# Prove that the sequence does not have a convergent subsequence

• fabiancillo

#### fabiancillo

Hello i have problems with this exersice

Let $$\{X_{\alpha}\}_{\alpha \in I}$$ a collection of topological spaces and $$X=\prod_{\alpha \in I}X_{\alpha}$$ the product space. Let $$p_{\alpha}:X\rightarrow X_{\alpha}$$, $$\alpha\in I$$, be the canonical projections

a)Prove that a sequence $$\{a_n\}$$ converges on $$X$$ if and only if the sequence $$\{p_{\alpha}(a_n)\}$$ converges on $$X_{\alpha}$$ for all $$\alpha \in I$$.

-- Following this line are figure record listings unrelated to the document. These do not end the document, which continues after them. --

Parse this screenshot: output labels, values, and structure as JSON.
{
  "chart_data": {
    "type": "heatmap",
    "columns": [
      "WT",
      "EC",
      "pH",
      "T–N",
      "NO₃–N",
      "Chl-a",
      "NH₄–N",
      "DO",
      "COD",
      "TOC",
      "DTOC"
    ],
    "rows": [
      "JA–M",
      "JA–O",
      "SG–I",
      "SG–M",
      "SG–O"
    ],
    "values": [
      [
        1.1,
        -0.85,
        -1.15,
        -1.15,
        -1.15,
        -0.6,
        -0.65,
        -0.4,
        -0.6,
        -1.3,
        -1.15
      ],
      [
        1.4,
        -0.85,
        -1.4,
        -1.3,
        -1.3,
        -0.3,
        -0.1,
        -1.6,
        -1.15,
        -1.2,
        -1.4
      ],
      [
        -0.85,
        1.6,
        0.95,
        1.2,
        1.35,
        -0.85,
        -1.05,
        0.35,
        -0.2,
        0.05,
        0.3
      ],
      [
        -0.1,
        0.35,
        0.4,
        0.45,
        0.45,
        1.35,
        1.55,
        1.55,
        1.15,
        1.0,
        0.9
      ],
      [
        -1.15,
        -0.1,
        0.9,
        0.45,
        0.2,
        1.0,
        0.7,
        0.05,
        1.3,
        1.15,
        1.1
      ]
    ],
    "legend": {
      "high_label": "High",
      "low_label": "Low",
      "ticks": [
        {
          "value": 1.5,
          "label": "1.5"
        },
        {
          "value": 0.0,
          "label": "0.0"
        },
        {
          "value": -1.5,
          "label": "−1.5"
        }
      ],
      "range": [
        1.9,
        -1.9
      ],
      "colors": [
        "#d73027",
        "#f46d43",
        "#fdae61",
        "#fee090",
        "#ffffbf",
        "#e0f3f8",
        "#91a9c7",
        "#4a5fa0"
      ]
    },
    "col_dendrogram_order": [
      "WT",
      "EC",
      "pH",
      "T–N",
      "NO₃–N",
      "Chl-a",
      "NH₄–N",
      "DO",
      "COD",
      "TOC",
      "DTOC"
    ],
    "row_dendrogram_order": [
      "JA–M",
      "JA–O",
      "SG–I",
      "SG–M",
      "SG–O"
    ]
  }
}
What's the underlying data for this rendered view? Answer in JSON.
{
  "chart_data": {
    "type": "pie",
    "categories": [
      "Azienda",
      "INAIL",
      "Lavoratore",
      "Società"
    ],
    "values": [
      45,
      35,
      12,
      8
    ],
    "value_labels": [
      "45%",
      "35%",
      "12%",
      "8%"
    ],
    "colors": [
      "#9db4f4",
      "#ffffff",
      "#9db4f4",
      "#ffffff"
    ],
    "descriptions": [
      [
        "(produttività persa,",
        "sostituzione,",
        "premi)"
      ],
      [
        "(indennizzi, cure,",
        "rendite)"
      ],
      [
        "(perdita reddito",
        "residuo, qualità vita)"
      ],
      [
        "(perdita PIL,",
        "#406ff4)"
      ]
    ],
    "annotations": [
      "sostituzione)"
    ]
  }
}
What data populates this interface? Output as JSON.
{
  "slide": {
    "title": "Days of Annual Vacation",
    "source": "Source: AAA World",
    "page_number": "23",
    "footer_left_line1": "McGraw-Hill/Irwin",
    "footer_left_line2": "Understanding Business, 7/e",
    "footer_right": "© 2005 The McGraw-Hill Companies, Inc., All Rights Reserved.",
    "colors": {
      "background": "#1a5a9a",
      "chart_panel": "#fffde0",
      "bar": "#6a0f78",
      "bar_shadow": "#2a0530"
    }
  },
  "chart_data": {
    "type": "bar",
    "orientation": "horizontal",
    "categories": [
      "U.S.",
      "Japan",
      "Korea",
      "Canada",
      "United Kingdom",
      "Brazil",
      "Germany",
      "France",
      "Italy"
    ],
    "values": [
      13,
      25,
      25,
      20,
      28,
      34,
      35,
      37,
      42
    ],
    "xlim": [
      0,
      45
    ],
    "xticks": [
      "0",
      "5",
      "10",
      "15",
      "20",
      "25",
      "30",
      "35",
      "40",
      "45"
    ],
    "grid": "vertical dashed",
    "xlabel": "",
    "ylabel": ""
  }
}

b) Let $$I$$ the set of all sequences $$\alpha:\mathbb{Z}_{\geq 1}\rightarrow \{-1,1\}$$. Let the sequense $$a_n=\prod_{\alpha \in I}\alpha(n)\in [-1,1]^{I}$$. Prove that $$\{a_n\}$$ does not have a convergent subsequence. Is $$[-1,1]^{I}$$ sequentially compact? Is $$[-1,1]^{I}$$ firts contable?

My attempt:
a) Take $$I = \mathbb{N}$$ and $$X_i = \mathbb{R}$$ for all $$i \in \mathbb{N}$$. Now the elements in $$X$$ are real sequences and the goal is to prove that if $$a_n$$ is a sequence of these sequences (i.e. a bi-infinite real sequence), then it converges if and only if the real sequence $$a_n^{(k)}$$ converges for all $$k \in \mathbb{N}$$.

How would the demonstration of the general case be?

b) I don't know

• Delta2
Moderator's note: Thread moved to Calculus & Beyond homework forum.

• Delta2
May be you can start with reminding yourself what it means for a sequence in a topological space to converge, and what the product topology is.

If you put your LaTeX code in $ tags, it will be set inline. This takes up less space and makes your post easier to read: Let [itex]\{X_{\alpha}\}_{\alpha \in I}$ a collection of topological spaces and $X=\prod_{\alpha \in I}X_{\alpha}$ the product space. Let $p_{\alpha}:X\rightarrow X_{\alpha}$, $\alpha\in I$, be the canonical projections

a)Prove that a sequence $\{a_n\}$ converges on $X$ if and only if the sequence $\{p_{\alpha}(a_n)\}$ converges on $X_{\alpha}$ for all $\alpha \in I$.

b) Let $I$ the set of all sequences $\alpha:\mathbb{Z}_{\geq 1}\rightarrow \{-1,1\}$. Let the sequense $a_n=\prod_{\alpha \in I}\alpha(n)\in [-1,1]^{I}$. Prove that $\{a_n\}$ does not have a convergent subsequence. Is $[-1,1]^{I}$ sequentially compact? Is $[-1,1]^{I}$ firts contable?

• Keith_McClary
If you put your LaTeX code in [itex] tags, it will be set inline.
... or between pairs of ## tags, which I find easier to type. I don't use the itex ... /itex or tex ... /tex tags at all.